As you can see, the V3 (c4) configurations delivered more successful TPS at scale regardless of how I split my 16 cores up. Both the 4 x (4 Core) and 2 x (8 Core) configurations beat their older cousins.
Next, let’s compare the 2 x (8 Core) configurations head-to-head:
That big spike in TPS at the end of the V3 test looks suspicious to me – especially taking into the account the error rate spiking to about ½ %.
Note the big difference in error rate between these two.
How about the 4 x (4 Core) light configurations?
Again, V3 / c4 wins – this time with an even lower error rate than we saw on the 2 x (8 Core) configuration. No ugly spikes, just a nice clean even line.
Moving along, let’s focus on the “Interact” workload that TabJolt executes. Each time a test is fired, there are multiple steps – like rendering the viz, then applying several filters…or selecting some marks.
There’s a distinct “shift up” on the V3 (c4) tests in terms of TPS. That’s more tests being run successfully. Note that all tests are completing “to the left” of the 15 second line. Not so for the V2 / c3 tests.
This next bit is interesting. As usual, I also ran a limited number of “read-only” tests – TabJolt simply executes a report and goes away – no follow up transactions are fired. We’ll therefore leverage cache a lot more and get higher throughput.
For reasons completely unknown to me, the V2 / c3 machines actually out-performed the V3 / c4 configurations in terms of TPS. These tests also completed faster.
No clue why this is occurring. Since this is a head-scratcher, I’d normally re-test to confirm. But I didn’t. Sorry.
When directly comparing the 2 x (8 Core) configurations you see a higher number of samples being executed at a lower response time and error rate pretty much across the board.
Same thing holds true for 4 x (4 Core) machines, except the spread looks slightly wider.

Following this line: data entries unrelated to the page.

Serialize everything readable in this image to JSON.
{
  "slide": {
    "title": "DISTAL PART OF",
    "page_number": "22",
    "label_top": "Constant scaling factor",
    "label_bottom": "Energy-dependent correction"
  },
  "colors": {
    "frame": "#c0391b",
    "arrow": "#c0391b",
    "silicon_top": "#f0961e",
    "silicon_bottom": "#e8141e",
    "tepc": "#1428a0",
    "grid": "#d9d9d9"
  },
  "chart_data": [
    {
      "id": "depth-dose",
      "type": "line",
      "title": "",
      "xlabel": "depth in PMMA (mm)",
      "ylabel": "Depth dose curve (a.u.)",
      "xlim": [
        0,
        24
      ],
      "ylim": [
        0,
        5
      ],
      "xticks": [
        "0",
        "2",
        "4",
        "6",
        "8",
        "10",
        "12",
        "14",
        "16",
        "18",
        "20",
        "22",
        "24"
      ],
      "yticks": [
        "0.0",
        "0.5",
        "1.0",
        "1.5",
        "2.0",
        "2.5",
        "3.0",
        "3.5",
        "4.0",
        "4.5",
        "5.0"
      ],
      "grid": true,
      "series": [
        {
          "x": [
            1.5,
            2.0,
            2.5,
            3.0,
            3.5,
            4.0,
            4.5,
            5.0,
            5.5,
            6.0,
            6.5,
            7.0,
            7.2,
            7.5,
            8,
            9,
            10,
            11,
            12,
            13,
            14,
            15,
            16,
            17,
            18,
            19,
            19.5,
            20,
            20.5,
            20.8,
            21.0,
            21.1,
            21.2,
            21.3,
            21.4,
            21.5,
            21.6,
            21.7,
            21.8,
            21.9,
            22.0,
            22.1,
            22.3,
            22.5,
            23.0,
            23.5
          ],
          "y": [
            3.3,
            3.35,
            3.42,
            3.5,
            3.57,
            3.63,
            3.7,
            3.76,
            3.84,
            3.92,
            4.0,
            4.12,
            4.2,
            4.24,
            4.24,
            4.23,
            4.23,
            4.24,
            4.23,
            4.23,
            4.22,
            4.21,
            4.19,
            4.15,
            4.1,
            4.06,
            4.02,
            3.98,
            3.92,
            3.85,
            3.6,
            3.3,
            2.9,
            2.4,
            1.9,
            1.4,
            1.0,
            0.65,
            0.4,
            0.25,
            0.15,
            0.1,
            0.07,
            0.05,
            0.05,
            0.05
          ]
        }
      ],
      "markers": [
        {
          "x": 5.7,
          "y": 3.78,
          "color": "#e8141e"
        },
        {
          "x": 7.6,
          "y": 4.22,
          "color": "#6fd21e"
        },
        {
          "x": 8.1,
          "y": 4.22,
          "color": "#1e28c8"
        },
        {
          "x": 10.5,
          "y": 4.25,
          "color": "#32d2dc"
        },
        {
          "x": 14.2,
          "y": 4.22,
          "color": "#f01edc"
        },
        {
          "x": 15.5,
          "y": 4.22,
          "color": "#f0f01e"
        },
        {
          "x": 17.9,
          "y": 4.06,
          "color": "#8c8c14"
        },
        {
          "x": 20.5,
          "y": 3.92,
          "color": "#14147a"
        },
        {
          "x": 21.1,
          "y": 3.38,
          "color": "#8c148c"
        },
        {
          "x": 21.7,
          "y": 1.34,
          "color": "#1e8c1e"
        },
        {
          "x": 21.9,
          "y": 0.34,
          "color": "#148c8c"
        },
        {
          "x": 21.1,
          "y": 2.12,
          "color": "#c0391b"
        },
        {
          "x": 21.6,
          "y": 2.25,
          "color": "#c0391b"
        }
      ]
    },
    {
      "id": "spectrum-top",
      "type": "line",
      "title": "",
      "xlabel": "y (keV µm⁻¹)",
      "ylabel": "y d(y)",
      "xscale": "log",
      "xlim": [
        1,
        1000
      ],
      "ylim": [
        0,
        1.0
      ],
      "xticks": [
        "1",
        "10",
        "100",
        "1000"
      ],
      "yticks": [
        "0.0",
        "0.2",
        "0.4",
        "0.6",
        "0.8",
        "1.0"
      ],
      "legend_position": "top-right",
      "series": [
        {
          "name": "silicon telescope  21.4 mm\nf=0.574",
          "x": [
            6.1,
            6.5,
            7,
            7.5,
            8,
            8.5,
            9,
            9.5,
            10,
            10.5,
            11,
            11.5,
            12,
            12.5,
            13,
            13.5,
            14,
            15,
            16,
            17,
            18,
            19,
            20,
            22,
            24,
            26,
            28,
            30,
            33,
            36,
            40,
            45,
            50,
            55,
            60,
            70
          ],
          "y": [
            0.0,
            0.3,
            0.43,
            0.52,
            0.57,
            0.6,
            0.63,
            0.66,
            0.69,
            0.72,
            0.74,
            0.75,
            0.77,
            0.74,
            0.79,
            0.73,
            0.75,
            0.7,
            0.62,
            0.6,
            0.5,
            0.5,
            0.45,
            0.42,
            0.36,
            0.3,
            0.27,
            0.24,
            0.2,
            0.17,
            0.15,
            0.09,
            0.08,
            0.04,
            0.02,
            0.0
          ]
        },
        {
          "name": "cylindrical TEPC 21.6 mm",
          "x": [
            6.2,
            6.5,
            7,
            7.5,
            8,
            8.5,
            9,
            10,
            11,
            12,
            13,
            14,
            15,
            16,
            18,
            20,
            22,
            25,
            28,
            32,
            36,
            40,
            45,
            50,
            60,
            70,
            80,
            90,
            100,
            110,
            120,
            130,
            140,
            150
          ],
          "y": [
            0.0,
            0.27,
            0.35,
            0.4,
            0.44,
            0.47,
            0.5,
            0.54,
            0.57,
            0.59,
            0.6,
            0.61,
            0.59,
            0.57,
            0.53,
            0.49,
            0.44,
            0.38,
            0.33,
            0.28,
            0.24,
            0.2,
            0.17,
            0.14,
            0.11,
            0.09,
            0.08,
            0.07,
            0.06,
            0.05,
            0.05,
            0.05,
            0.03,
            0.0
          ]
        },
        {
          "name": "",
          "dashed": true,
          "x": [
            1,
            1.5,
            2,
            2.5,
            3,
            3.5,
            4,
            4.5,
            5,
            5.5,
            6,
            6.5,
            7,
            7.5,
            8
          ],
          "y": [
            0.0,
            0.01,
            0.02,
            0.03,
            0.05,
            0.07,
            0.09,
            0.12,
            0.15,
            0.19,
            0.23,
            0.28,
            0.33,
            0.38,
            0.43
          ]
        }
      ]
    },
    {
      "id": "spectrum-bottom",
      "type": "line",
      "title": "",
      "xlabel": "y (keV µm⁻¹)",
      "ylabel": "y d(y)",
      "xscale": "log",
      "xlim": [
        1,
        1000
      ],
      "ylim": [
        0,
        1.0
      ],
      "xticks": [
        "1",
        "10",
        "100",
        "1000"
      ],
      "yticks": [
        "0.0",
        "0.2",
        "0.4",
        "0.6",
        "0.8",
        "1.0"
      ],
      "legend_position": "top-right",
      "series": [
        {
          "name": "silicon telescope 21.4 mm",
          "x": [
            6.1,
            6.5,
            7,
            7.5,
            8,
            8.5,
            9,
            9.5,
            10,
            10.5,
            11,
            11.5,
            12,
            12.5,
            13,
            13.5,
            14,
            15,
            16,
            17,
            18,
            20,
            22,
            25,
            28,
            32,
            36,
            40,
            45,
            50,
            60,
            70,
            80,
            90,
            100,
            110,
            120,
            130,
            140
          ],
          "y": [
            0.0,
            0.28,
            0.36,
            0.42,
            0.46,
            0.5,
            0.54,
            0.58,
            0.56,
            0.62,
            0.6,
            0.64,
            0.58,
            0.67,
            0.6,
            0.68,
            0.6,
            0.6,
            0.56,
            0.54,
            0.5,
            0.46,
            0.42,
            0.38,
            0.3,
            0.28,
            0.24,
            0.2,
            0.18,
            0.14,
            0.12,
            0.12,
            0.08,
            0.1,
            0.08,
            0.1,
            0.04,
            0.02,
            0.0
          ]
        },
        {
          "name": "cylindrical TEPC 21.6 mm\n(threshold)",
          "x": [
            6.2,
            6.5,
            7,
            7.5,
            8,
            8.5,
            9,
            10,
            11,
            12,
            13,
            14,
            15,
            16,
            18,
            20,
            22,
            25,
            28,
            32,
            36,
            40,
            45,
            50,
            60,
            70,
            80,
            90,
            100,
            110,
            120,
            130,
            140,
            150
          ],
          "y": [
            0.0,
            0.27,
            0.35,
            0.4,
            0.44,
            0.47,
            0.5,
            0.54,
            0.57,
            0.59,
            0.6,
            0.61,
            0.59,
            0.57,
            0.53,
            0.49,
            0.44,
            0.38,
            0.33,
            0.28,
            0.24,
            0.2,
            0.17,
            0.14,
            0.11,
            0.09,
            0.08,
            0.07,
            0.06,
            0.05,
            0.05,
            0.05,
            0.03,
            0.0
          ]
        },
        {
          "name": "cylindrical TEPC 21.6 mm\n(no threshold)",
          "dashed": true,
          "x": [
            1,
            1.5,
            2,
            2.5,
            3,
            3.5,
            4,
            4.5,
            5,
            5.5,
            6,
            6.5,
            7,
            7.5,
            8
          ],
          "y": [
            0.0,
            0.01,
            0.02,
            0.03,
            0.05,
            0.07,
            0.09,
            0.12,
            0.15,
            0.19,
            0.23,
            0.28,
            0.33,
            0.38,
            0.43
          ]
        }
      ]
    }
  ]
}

This next bunch is the good stuff. We can easily see the (increased) TPS the V3 / c4 delivers versus the V2 / c3 on a per-concurrent user basis. About 10.5% of awesome for the 2 x (8 Core):
…and 11.27% for the 4 x (4 Core) rigs:
Let’s get Heavy
Let’s repeat, but with our heavy load. We see some differences in behavior here.
For example, V3 / c4s don’t hold the “top two positions” anymore in terms of TPS and low response time:
The V2 / c3 – 2 x (8 Core) isn’t hot compared to everything else:
…but it’s pretty clear that at least one of the V2 / c3 configurations is beating the V3 / c4 – 2 x (8 Core) rig.
The c4 – 4 x (4 Core) is our champ, but the c3 – 4 x (4 Core) comes in second.
Our V3 / c4 boxes both outperform overall – note the upshift on “Interact” tests vs. the c3:
It appears that because of the lower error rate on the V3 / c4, we’re able to do better on the “read only” test than we did on the light load….but the V3 isn’t significantly out-performing the older V2 / c3 here, either.
No surprises when we directly compare configurations, either. 2 x (8 Core):
However, the v3 – 4 x (4 Core) error rate looks marginally higher.
I bet that if I re-ran this I might see a cleaner result. But…well, you know. I didn’t. This is quick and dirty testing, after all.
And finally, “return of the good stuff”. Here we have the c4 2 x (8 Core) out-performing the c3 by 16%:
The 4 x (4 Core) does even better – nearly 23% better:
That’s it, race fans. Buy those c4 instances!